ByOskarele
La importancia del ARN, del ADN, de los cromosomas, las proteínas y otras cosicas, la tenemos muy clara hoy en día, tras un intenso siglo de descubrimientos y hallazgos. Pero no era así a comienzos del siglo XX, cuando aun estaban muy lejos de entender cómo funciona la movida de la genética. Hacía falta gente despierta, atrevida y con ideas innovadoras. Afortunadamente, aquella época produjo a un señor excepcional, con el valor y la inteligencia necesaria para dar un paso pa´lante.

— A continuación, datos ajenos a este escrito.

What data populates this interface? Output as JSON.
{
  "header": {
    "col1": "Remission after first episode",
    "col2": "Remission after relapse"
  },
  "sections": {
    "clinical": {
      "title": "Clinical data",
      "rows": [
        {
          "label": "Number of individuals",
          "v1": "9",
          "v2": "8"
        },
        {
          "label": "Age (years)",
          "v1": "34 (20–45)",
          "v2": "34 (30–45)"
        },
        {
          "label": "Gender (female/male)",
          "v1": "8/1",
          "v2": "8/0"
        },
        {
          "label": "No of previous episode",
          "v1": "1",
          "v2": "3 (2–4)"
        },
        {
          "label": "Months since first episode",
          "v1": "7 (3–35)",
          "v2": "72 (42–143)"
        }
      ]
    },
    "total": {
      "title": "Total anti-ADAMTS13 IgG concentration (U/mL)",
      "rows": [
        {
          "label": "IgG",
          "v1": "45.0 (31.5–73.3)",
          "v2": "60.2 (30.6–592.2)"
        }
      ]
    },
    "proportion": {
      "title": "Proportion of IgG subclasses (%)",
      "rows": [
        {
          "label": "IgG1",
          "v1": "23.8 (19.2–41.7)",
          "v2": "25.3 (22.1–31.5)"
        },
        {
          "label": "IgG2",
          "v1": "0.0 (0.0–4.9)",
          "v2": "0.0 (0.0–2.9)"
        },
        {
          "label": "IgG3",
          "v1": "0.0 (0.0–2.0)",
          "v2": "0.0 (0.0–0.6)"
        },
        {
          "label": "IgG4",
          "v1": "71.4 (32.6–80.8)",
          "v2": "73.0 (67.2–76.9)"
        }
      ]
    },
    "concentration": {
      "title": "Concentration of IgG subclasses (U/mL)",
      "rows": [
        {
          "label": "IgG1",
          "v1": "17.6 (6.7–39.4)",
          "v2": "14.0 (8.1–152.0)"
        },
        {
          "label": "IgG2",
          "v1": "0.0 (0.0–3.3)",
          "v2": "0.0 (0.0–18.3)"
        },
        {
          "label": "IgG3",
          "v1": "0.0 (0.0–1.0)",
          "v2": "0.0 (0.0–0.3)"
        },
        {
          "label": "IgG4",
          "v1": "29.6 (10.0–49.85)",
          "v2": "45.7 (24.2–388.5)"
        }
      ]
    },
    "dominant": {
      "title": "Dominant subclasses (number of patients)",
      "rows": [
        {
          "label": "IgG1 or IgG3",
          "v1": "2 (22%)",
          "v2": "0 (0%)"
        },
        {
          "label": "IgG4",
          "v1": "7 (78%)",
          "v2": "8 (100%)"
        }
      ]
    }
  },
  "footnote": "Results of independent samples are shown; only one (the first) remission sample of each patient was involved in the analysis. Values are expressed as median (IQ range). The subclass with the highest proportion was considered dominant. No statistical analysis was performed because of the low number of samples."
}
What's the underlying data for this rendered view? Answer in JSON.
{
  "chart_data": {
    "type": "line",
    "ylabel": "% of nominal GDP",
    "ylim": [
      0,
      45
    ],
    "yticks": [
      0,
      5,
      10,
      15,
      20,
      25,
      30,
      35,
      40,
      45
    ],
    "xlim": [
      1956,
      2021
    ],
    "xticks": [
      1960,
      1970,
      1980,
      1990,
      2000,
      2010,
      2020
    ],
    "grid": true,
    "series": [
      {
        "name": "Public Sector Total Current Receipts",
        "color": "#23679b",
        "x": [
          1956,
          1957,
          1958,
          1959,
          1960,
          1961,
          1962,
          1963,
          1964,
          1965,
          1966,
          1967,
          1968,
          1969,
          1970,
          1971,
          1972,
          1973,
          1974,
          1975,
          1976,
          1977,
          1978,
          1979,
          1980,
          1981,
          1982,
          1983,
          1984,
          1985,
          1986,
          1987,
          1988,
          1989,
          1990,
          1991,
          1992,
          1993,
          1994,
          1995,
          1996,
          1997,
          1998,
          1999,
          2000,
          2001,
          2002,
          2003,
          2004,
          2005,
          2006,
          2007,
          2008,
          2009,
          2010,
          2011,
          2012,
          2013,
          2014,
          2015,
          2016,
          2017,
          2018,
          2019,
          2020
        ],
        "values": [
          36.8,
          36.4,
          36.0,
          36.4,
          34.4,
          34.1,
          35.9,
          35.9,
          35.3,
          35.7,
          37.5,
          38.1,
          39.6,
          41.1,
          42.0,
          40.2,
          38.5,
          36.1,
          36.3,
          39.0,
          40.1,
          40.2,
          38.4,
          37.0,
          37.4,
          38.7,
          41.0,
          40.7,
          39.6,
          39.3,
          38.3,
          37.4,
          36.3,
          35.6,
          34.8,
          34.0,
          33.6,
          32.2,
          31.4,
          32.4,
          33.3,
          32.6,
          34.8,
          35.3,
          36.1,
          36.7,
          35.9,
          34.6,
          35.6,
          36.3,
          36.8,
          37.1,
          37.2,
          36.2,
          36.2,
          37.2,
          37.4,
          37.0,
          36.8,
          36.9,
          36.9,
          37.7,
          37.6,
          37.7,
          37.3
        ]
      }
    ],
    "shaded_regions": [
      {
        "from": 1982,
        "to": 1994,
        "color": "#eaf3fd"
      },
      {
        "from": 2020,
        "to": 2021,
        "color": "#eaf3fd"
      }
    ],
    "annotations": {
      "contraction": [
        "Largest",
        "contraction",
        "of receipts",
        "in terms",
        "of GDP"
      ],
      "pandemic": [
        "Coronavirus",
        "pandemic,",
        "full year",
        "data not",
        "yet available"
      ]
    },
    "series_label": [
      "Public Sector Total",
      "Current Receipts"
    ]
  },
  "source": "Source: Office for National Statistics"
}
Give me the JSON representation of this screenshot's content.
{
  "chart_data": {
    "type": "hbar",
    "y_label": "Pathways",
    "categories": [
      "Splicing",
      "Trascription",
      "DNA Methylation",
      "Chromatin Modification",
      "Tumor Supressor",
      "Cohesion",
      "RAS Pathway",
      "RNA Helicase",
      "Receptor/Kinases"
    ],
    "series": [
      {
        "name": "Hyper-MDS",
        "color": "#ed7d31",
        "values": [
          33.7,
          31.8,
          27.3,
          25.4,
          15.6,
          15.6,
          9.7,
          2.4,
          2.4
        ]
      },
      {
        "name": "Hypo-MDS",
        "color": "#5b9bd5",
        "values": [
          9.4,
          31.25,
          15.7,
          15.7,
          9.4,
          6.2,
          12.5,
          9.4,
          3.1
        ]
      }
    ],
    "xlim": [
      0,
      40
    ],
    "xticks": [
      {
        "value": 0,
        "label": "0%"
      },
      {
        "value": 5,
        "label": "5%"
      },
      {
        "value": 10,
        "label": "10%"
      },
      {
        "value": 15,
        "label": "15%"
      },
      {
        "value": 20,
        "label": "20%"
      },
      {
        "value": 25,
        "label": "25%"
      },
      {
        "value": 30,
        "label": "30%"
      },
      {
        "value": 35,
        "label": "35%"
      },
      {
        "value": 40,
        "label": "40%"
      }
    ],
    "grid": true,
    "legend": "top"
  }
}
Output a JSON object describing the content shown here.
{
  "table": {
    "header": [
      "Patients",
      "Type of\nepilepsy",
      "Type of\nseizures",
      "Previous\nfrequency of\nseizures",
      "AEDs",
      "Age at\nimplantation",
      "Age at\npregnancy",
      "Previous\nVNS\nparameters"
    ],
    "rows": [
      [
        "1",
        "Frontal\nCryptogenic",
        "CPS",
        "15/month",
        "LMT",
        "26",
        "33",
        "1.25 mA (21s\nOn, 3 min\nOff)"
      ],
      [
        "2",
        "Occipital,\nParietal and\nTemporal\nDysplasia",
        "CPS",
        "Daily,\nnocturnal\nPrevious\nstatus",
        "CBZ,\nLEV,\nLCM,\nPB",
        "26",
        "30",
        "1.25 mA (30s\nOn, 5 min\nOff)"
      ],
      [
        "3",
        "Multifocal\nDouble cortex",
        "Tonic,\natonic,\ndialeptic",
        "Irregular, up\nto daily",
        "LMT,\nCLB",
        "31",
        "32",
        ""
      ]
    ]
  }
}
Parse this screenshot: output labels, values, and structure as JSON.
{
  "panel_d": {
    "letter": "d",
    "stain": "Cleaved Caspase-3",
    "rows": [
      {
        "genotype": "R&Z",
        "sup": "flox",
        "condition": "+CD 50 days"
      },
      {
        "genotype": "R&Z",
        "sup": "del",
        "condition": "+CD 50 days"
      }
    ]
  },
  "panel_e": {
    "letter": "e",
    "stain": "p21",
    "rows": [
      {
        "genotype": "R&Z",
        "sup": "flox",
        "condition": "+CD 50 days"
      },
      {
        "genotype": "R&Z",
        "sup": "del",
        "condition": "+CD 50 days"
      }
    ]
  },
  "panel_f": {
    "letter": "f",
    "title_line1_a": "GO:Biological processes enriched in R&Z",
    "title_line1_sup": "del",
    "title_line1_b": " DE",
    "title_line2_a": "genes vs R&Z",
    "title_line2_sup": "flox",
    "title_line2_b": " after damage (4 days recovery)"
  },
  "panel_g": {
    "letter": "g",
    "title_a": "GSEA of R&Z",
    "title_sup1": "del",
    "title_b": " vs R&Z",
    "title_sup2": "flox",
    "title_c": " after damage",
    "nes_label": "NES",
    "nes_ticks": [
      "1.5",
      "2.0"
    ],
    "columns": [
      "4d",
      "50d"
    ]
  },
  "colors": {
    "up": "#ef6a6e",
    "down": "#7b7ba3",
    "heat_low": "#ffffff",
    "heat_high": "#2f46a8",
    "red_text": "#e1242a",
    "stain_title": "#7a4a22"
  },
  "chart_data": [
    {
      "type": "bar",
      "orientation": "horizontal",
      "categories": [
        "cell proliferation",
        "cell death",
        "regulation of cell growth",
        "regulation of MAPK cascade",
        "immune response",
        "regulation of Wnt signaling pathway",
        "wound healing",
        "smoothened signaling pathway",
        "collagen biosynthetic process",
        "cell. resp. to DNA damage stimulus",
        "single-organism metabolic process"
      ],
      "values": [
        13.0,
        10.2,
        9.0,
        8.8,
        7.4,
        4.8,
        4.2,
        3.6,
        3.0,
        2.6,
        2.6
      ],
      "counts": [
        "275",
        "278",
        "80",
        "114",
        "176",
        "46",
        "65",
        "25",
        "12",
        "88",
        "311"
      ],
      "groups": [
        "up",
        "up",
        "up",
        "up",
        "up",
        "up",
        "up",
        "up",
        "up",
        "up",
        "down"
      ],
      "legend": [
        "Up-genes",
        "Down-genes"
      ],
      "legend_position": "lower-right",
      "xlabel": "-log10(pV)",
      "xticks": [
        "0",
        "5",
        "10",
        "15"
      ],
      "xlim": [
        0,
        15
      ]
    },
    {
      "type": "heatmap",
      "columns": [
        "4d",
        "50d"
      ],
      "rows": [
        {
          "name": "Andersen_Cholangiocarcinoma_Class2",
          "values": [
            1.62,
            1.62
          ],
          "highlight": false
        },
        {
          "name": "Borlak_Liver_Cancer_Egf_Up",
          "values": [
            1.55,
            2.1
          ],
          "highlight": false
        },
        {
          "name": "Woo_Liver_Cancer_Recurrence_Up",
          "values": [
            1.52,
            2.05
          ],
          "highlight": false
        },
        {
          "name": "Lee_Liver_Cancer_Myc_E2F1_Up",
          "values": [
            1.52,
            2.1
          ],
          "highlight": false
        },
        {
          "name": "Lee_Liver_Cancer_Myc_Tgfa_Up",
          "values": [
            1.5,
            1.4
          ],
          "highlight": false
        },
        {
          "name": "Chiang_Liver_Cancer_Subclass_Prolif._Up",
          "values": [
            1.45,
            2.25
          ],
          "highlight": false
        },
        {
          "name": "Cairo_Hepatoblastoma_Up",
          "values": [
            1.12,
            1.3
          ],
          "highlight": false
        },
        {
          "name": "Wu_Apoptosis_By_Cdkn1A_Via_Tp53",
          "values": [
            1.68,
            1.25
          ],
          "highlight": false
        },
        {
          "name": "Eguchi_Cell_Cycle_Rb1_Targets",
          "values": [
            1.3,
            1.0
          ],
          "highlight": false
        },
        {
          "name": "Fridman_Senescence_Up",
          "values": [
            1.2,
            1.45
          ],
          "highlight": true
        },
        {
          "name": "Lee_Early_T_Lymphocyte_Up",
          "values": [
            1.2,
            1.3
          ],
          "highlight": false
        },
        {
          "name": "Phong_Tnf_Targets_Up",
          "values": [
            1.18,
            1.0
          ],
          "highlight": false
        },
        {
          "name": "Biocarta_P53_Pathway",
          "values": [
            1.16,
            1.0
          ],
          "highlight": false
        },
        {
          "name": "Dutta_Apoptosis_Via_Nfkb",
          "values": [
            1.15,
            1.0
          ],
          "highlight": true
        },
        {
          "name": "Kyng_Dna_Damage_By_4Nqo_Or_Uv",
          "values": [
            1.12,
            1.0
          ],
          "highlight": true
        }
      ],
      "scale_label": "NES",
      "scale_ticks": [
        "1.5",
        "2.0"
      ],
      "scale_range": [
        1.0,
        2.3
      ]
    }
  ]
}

Su nombre era Thomas Hunt Morgan (1866-1945) y nació en los Estados Unidos. Y ya en 1904, justo cuatro años después del oportuno descubrimiento de Mendel con semillas de guisantes y todavía casi una década antes de que la palabra “gen” se convirtiera siquiera en una palabra, empezó a hacer cosas notablemente nuevas con los cromosomas, que habían sido descubiertos por casualidad en 1888 y que fueron llamados así porque absorbían en seguida la tintura y eran fáciles de ver al microscopio. Pero no se sabía para que servían, aunque se comenzaba a intuir que tenían que ver con la transmisión de los rasgos.
El bueno de Morgan eligió como objeto de estudio una mosca pequeña y delicada, llamada oficialmente “Drosophila melanogaster”, pero conocida como la mosca de la fruta o la mosca del vinagre o la mosca de la basura. Vamos, las moscas chiquiticas de toda la vida que se empeñan en meterse en nuestras bebidas y sopas. Estos pequeños insectos, aunque parezca que no, tenían ciertas ventajas muy atractivas como especímenes de laboratorio: no costaba casi nada alojarlas y alimentarla, se podían criar por millones, crecían en ná de tiempo y solo tenían cuatro cromosomas. Su simplicidad era nuestro mejor aliado.
Morgan y su equipo de ayudantes trabajaban en la Universidad de Columbia, Nueva York. Allí se embarcaron en un ambicioso programa de reproducción y cruce con millones de moscas, cada una de las cuales tenía que ser capturada con pinzas y examinada con una lupa de joyero para localizar pequeñas variaciones en la herencia.
Durante seis años intentaron producir mutaciones por todos los medios que se les ocurrieron (criándolas en oscuridad absoluta o con muchísima luz, asándolas en pequeños hornos, sometiéndolas a rayos X, haciéndolas girar en centrifugadoras)… pero nada sirvió. Tras seis años desesperantes, cuando ya Morgan estaba a punto de renunciar, se produjo una mutación súbita y repetible: una mosca tenía los ojos de color blanco en vez del rojo habitual.
La progenie que salía del cruce entre un macho de ojos blancos con una hembra de ojos rojos presentaba también ojos rojos. Esto, aplicando las leyes de Mendel, quería decir que el carácter “ojos blancos” era recesivo. Morgan denominó white al gen correspondiente, iniciando así la tradición de nombrar a los genes según el fenotipo causado por sus alelos mutantes.
Pero no solo eso: al cruzar estas moscas entre sí, Morgan se percató de que sólo los machos mostraban el carácter "ojos blancos". De sus experimentos, concluyó que algunos caracteres se heredan ligados al sexo, que el gen responsable del carácter residía en el cromosoma X, y que probablemente otros genes también residían en cromosomas específicos.
Así, Morgan y su equipo, determinaron las correlaciones entre caracteres particulares y cromosomas individuales, llegando a demostrar, por fin, para su satisfacción y la nuestra, que los cromosomas eran claves para la herencia.
Pero aun seguía en pie el siguiente problema: los enigmáticos genes y el ADN del que se componían, mucho más difíciles de estudiar y aislar. Aun en un año tan próximo como 1933, fecha en la que se le dio el premio nobel de Medicina a Morgan, muchos investigadores ni siquiera estaban convencidos de que los genes existiesen. De lo que no cavia duda era que los cromosomas estaban dirigiendo la reproducción celular.